La trame de ce livre d'un peu plus de 220 pages de format moyen et qui consiste en un recueil
d'entretiens accordés à des médias nationaux et étrangers est tissée – on l'aura compris – autour du
comportement arrogant de l'Occident et principalement de la manière, on ne peut plus,
cavalière avec laquelle les Etats-Unis entendent conduire les affaires du monde et leur
propension à mépriser et à traîner dans la boue tous ceux qui ne se réclament pas de la
culture judéo-chrétienne. Donc les Arabes et les Musulmans en premier lieu mais aussi les
Chinois, les Japonais, les Hindous et même ceux des Latino-américains ou Européens qui ne
se rangent pas aveuglément de leur côté et n'épousent pas leurs thèses post-colonialistes.

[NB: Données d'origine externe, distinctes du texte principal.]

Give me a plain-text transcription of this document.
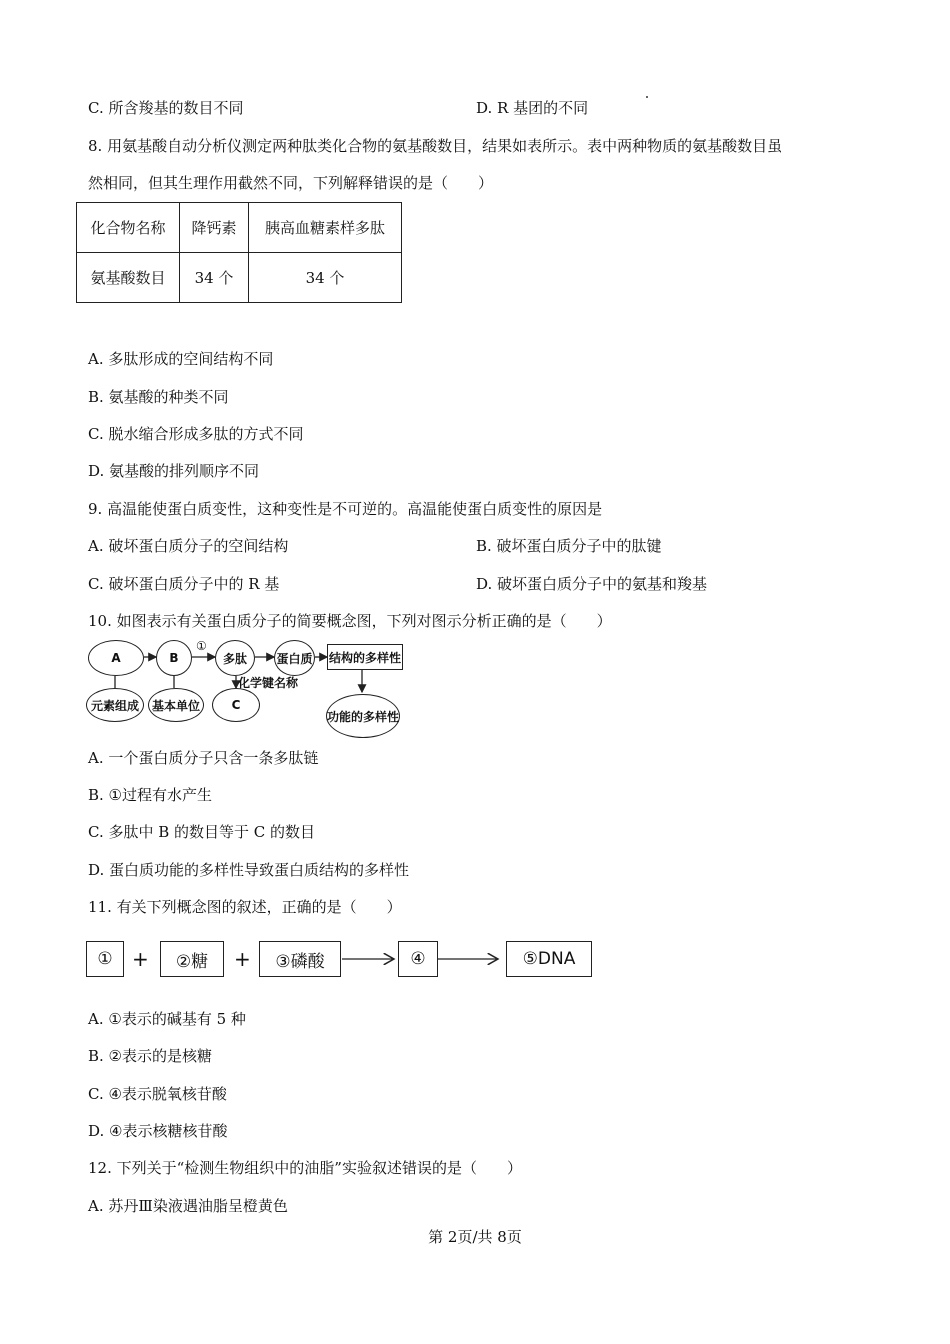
C. 所含羧基的数目不同	D. R 基团的不同
8. 用氨基酸自动分析仪测定两种肽类化合物的氨基酸数目，结果如表所示。表中两种物质的氨基酸数目虽
然相同，但其生理作用截然不同，下列解释错误的是（　　）
化合物名称	降钙素	胰高血糖素样多肽
氨基酸数目	34 个	34 个
A. 多肽形成的空间结构不同
B. 氨基酸的种类不同
C. 脱水缩合形成多肽的方式不同
D. 氨基酸的排列顺序不同
9. 高温能使蛋白质变性，这种变性是不可逆的。高温能使蛋白质变性的原因是
A. 破坏蛋白质分子的空间结构	B. 破坏蛋白质分子中的肽键
C. 破坏蛋白质分子中的 R 基	D. 破坏蛋白质分子中的氨基和羧基
10. 如图表示有关蛋白质分子的简要概念图，下列对图示分析正确的是（　　）
A	B
①
多肽	蛋白质 结构的多样性
化学键名称
元素组成	基本单位	C
功能的多样性
A. 一个蛋白质分子只含一条多肽链
B. ①过程有水产生
C. 多肽中 B 的数目等于 C 的数目
D. 蛋白质功能的多样性导致蛋白质结构的多样性
11. 有关下列概念图的叙述，正确的是（　　）
① +	②糖	+	③磷酸	④	⑤DNA
A. ①表示的碱基有 5 种
B. ②表示的是核糖
C. ④表示脱氧核苷酸
D. ④表示核糖核苷酸
12. 下列关于“检测生物组织中的油脂”实验叙述错误的是（　　）
A. 苏丹Ⅲ染液遇油脂呈橙黄色
第 2页/共 8页
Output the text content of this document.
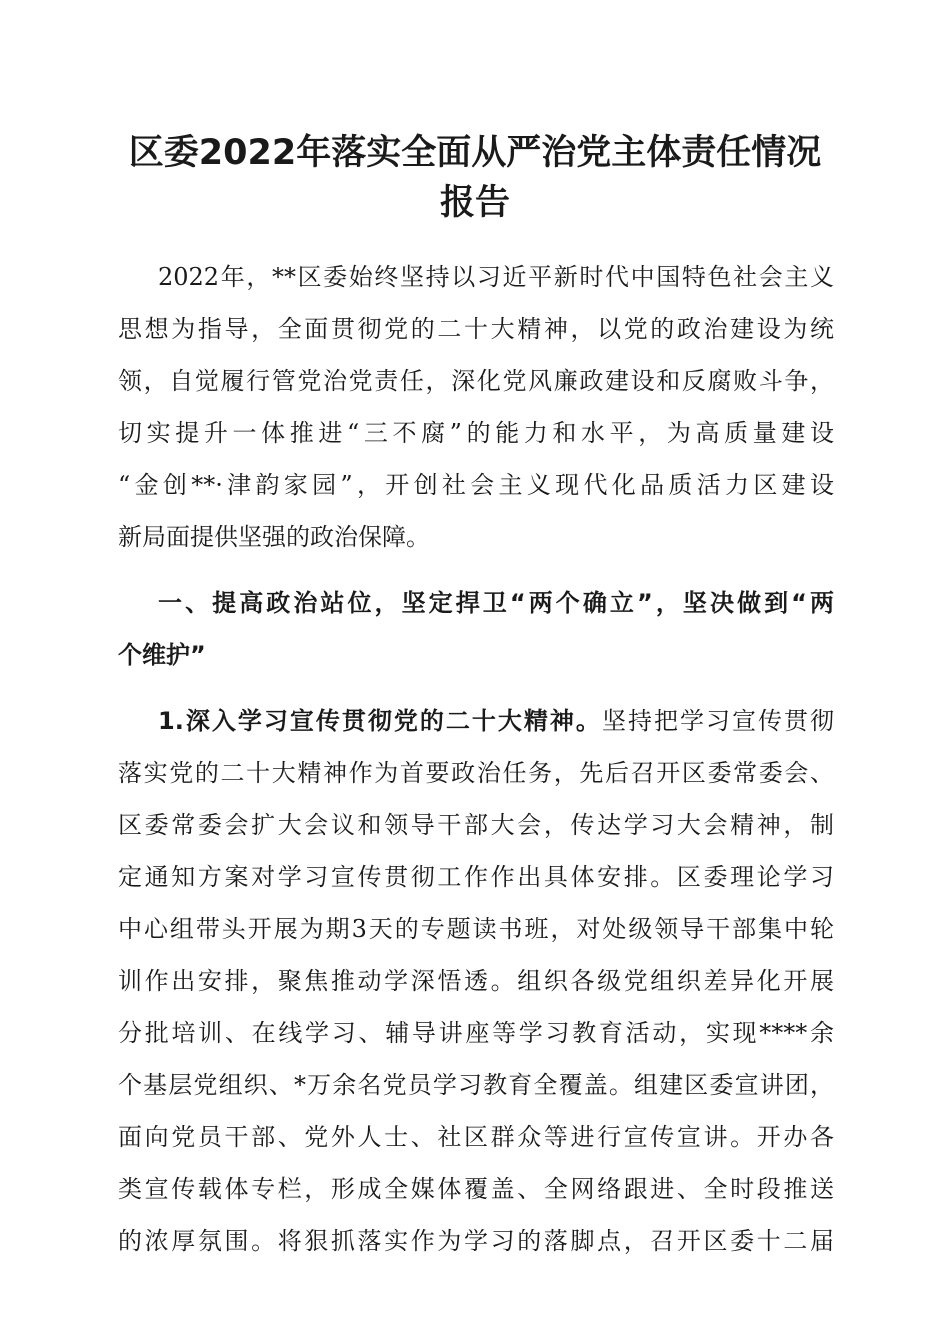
区委2022年落实全面从严治党主体责任情况
报告
2022年，**区委始终坚持以习近平新时代中国特色社会主义
思想为指导，全面贯彻党的二十大精神，以党的政治建设为统
领，自觉履行管党治党责任，深化党风廉政建设和反腐败斗争，
切实提升一体推进“三不腐”的能力和水平，为高质量建设
“金创**·津韵家园”，开创社会主义现代化品质活力区建设
新局面提供坚强的政治保障。
一、提高政治站位，坚定捍卫“两个确立”，坚决做到“两
个维护”
1.深入学习宣传贯彻党的二十大精神。坚持把学习宣传贯彻
落实党的二十大精神作为首要政治任务，先后召开区委常委会、
区委常委会扩大会议和领导干部大会，传达学习大会精神，制
定通知方案对学习宣传贯彻工作作出具体安排。区委理论学习
中心组带头开展为期3天的专题读书班，对处级领导干部集中轮
训作出安排，聚焦推动学深悟透。组织各级党组织差异化开展
分批培训、在线学习、辅导讲座等学习教育活动，实现****余
个基层党组织、*万余名党员学习教育全覆盖。组建区委宣讲团，
面向党员干部、党外人士、社区群众等进行宣传宣讲。开办各
类宣传载体专栏，形成全媒体覆盖、全网络跟进、全时段推送
的浓厚氛围。将狠抓落实作为学习的落脚点，召开区委十二届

G.W. Bush, prenant prétexte du drame du 11 septembre n'a cessé de marteler qui quiconque n'est
pas «avec» l'Amérique (et accessoirement avec l'Occident) est forcément «contre» elle. Ce qui
revient à dire que l'Allemagne et la France, situées au cœur même de l'Occident sont cataloguées
dans la seconde catégorie même si – pour des raisons de politique politicienne et d'intérêts
stratégiques et économiques - elles ne sont pas ouvertement désignées comme des ennemis de
Washington.
Pour l'auteur, cette vision manichéenne et réductrice du monde trouve ses origines dans l'absence
de repères et de référentiels historiques et culturels chez l'Américain à même de lui baliser la voie
et de le mettre à l'abri des abus de ceux qui le dirigent, parlent, décident et agissent en son nom.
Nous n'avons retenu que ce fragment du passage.